Lagi, saya berikan contoh untuk memudahkan pemahaman. Orang kulit putih menganggap orang kulit berwarna (hitam, merah) sebagai kasar, bodoh, dan barbar, sehingga harus hidup secara terpisah. Gejala rasisme seperti itu nyata di Afrika Selatan era politik apartheid dan di Amerika Utara kini dalam bentuk “prasangka negatif berlebihan pada kaum non-kulit putih.”

Gejala rasisme seperti di atas, secara umum dikenal sebagai gejala superioritas ras Kaukasoid (ras putih) terhadap Mongoloid (ras kuning) dan Negroid (ras hitam). Pada skala mikro, bisa diamati kecenderungan dalam pengisian struktur organisasi perusahaan Amerika Serikat sebagai contoh: jabatan tinggi untuk ras putih, jabatan rendah untuk ras kuning dan hitam.

Ilustrasi dari iaphs.org
Ilustrasi dari iaphs.org
***

Sekarang, mari kita terapkan konsep-konsep rasisme dan humiliasi itu pada kasus unggahan Ambroncius terkait Natalius. 

Terlebih dahulu perlu ditegaskan dulu struktur interaksi Ambroncius-Natalius: antar-ras atau antar-persona? Secara spesifik bisa ditanyakan: Apakah unggahan Ambroncius didasarkan pada kesadaran bahwa dirinya adalah anggota ras Mongoloid (Malayan) yang dipersepsikannya lebih tinggi dibanding Natalius yang berasal dari ras Negroid? (Papua dan Melanesia).

Atau, pertanyaan spesifik kedua: Apakah unggahan Ambroncius mencerminkan kepentingan politik personal, dengan maksud menegasikan kepentingan politik personal dari Natalius?

Pertanyaan pertama itu mengindikasikan tindakan rasis, sedangkan pertanyaan kedua mengindikasikan tindakan humilisasi.

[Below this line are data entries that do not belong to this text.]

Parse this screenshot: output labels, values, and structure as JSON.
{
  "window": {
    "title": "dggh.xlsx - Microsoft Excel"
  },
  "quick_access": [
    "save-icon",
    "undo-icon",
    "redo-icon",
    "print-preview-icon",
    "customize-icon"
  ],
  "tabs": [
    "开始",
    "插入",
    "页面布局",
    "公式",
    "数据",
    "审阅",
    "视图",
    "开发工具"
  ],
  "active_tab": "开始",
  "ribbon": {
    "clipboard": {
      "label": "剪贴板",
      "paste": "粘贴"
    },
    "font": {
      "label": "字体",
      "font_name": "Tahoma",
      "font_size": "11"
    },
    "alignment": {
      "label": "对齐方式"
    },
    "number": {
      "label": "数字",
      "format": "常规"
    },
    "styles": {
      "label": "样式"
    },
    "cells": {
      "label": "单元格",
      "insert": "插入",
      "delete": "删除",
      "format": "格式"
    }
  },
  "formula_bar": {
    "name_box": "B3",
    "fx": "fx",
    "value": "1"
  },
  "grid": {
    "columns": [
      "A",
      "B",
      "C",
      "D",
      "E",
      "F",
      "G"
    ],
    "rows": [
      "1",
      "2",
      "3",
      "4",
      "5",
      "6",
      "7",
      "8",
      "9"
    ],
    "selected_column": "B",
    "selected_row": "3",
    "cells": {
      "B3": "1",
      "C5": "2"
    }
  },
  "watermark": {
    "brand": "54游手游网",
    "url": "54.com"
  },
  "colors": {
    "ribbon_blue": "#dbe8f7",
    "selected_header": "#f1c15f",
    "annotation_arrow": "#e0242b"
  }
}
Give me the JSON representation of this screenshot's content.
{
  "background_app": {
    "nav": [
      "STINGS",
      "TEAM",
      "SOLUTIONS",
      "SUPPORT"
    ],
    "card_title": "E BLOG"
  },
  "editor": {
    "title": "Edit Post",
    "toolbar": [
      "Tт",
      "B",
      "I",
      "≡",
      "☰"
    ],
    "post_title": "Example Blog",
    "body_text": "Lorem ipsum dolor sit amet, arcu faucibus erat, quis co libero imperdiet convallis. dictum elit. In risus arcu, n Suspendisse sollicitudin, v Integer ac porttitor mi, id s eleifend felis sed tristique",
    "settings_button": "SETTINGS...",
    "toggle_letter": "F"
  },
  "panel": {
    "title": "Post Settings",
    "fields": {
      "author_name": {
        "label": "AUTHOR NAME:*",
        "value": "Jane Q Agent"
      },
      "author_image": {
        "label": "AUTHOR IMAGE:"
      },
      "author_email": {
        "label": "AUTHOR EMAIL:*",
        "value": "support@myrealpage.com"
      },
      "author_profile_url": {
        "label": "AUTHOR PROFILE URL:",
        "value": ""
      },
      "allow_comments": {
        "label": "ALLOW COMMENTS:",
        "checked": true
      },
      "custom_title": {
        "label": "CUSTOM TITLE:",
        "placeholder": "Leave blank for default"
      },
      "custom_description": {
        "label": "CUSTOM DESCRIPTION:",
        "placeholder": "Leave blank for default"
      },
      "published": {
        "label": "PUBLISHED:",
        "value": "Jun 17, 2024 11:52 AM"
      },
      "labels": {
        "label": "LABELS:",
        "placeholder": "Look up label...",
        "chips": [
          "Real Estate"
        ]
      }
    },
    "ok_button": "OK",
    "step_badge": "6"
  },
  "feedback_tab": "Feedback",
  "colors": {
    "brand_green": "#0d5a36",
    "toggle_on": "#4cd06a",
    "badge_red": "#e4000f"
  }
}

Celakanya, dalam kasus ini batas antara ras dan persona memang sangat potensil diterabas. Hal itu mengingat, di satu sisi, adanya gejala resistensi politik kekinian di Papua, daerah asal Natalius dan, di lain sisi, status Ambroncius sebagai anggota Tim Sukses Jokowi-Maaruf pada Pilpres lalu. 

Dengan cepat bisa terlontar kategorisasi bahwa unggahan Ambroncius itu adalah tindakan rasis yang “dikendalikan” Pemerintahan Jokowi terhadap warga Papua. Dalam kategorisasi semacam itu, Natalius telah diposisikan atau memosisikan diri sebagai representasi Papua. Lontaran kategorisasi semacam itu sudah terjadi dari pihak Natalius.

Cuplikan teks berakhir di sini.